Photosuprematists
29 April – 13 June 2015
Curators: Dejan Sluga, Bálint Szombathy
The concept demonstrated here was inspired by the apropos of a significant event in art history, namely the centennial of Suprematism. Although the first Suprematist manifesto was published in 1915, two years prior to that Kazimir Malevich had created the first series of paintings denying objective representations; therefore, historiography considers 1913 the birth year of this revolutionary, high-impact trend. Works in this exhibition do not relate to the Suprematist tradition as a systematic pattern, that is to say they do not desire to illustrate Malevich’s doctrine. The Suprematist attitude is already present in the creations, as a result of a long process of self-development behind which there is a genuine human-creative sensibility. The project simply enhances the unique historical moment, confirming, amongst the broadest international environment, the high standards and the quality of Hungarian contemporary photography that, at all times, is capable of adding own values to the actual artistic productions in an up-to-date manner.
Artist Bálint Szombathy invited two of his artistic colleagues, Károly Minyó Szert and Anikó Robitz to join him in a group of particular representatives of Hungarian contemporary photography according to above-mentioned principal aspect. Malevich’s idea of pure sensibility is vigorously present in all three authors; however, it manifests itself on slightly different levels with regards to linguistic articulation. But in fact these differences between stages demonstrate most truly to the all-time actuality of pristine human ambitions to be launched towards ethereal heights and divine spheres.
Károly Minyó Szert, who specifies himself as a visual artist and freehand photographer, individually developed a technical-lingual process that manifests itself on a strange border-land, since it combines manual painting and mechanically associated photography. The artist coats the canvas with paint in a traditional way, and once it dries he proceeds to spread it with light-sensitive emulsion. At last he covers it with negative cut film and exposes it to light. On bright areas painted freely with sweeping gestures identifiable objects of the material world or the self-seeking human stumbling around in metaphorical mist emerges in patches as illumination visions. Every one of his pictures is a unique panel painting created by manually coating emulsion and using conventional analogue lab techniques. As part of his open publicly held photo-performances, Minyó, while pedalling a bike in a darkened showroom, illuminates the cut film fixed on the previously exposed canvas with the bike’s lamp, then spreads developer on the surface. During his process the picture gets developed in front of the eyes of the spectator, emphatically demonstrating the gestured power of manual development.

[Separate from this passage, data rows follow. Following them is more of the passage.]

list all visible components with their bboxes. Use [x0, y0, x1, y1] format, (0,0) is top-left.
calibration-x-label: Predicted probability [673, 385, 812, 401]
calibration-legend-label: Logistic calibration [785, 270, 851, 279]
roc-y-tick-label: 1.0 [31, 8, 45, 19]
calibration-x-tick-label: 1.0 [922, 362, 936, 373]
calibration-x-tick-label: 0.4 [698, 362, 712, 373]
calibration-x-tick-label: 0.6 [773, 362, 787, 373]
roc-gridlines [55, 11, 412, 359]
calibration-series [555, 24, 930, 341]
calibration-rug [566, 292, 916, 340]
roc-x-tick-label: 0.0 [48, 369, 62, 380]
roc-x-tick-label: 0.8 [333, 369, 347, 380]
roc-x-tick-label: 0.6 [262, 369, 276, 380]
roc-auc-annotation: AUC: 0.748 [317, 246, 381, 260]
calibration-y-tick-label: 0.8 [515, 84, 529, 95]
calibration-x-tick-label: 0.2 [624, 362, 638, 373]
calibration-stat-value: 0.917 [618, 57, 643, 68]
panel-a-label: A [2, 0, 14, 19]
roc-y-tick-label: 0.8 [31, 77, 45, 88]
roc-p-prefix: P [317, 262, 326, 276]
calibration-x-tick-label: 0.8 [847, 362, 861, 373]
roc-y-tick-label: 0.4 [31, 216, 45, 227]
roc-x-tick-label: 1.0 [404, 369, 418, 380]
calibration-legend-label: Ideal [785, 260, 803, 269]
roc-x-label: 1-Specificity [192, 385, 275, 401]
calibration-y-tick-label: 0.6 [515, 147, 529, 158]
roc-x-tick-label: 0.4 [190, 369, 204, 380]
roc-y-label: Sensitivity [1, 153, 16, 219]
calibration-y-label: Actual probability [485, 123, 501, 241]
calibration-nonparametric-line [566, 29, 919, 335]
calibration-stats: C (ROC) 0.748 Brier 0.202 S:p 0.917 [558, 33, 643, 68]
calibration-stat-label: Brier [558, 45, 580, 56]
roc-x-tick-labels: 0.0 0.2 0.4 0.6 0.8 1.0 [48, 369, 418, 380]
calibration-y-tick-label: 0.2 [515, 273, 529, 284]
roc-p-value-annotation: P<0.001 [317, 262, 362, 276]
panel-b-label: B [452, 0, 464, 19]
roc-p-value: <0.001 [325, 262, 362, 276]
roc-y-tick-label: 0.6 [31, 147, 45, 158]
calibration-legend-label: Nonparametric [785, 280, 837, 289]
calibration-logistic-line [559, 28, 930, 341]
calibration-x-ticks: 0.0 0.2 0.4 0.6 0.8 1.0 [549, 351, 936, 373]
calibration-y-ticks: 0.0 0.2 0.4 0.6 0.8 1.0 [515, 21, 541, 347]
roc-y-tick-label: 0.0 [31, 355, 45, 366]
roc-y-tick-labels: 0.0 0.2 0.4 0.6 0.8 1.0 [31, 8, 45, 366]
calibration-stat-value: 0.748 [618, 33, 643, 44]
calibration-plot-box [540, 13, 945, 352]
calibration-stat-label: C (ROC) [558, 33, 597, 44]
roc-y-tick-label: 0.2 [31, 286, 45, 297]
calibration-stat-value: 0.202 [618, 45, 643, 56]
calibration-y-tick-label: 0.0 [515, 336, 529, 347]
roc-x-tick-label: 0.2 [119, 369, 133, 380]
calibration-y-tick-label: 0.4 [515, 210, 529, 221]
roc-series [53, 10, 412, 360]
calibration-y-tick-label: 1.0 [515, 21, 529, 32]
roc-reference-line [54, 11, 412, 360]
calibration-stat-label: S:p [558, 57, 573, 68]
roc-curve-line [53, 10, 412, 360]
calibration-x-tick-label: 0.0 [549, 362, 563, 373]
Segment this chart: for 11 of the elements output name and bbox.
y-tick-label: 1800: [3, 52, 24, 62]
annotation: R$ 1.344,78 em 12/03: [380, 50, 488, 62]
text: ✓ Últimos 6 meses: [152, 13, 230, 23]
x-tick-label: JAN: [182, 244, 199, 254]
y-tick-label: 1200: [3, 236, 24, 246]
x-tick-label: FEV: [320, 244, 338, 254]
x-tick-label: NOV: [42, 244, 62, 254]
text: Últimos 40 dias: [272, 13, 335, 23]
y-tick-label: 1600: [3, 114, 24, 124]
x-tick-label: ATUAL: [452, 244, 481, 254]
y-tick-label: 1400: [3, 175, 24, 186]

Whilst a few elements of the anthropocentric world can be recognized as slight hints in Károly Minyó Szert’s creations and earth-like limitations restrict; on the other hand, Anikó Robitz’s photos completely take off towards a geometrical-abstract domain, which not only at the level of sensibility but also in form evokes Suprematist language. We move in a strictly defined world of symbols but firstly we know nothing of the origins of these shapes. These signs seem constructed and manipulated but they are not. Robitz consistently refuses to employ external interferences; the photos are pure snapshots, manifesting their strange vision and beauty solely in themselves. Nobody would think that the photographer travelling through metropolises of the world would capture thrilling details of the micro world in hidden corners of contemporary geometrical architecture. She demonstrates a completely unique and original vision that not only has no comparison in Hungarian contemporary photography, but its historical role models can be explored in distant relations somewhere in Bauhaus’ aesthetics.
Works of Bálint Szombathy consist of false pictures taken by the telephotograph fully set aside the camera as a device, regarding that it’s a once used telecommunication instrument. The collection of about 200 unique pieces was accumulated in the eighties; a smaller selection was on display for first time in 2011 in the Hungarian House of Photography – Mai Manó House. During the exhibition Bálint Szombathy exemplified step by step how a recognizable, materially bound world falls apart and how these pieces gradually become more and more unrecognizable, until they eventually settle to nothingness. The last fragments in the series are finalized in monochrome, in such greyish and black squares that echo to the zero point of the new language – the pure sensibility – that is born due to the unintentional mistakes of the mechanical language of mass communication. Telephotographs caught in the act of the highest level of Suprematist sensibility exhibited in large size digital canvas prints.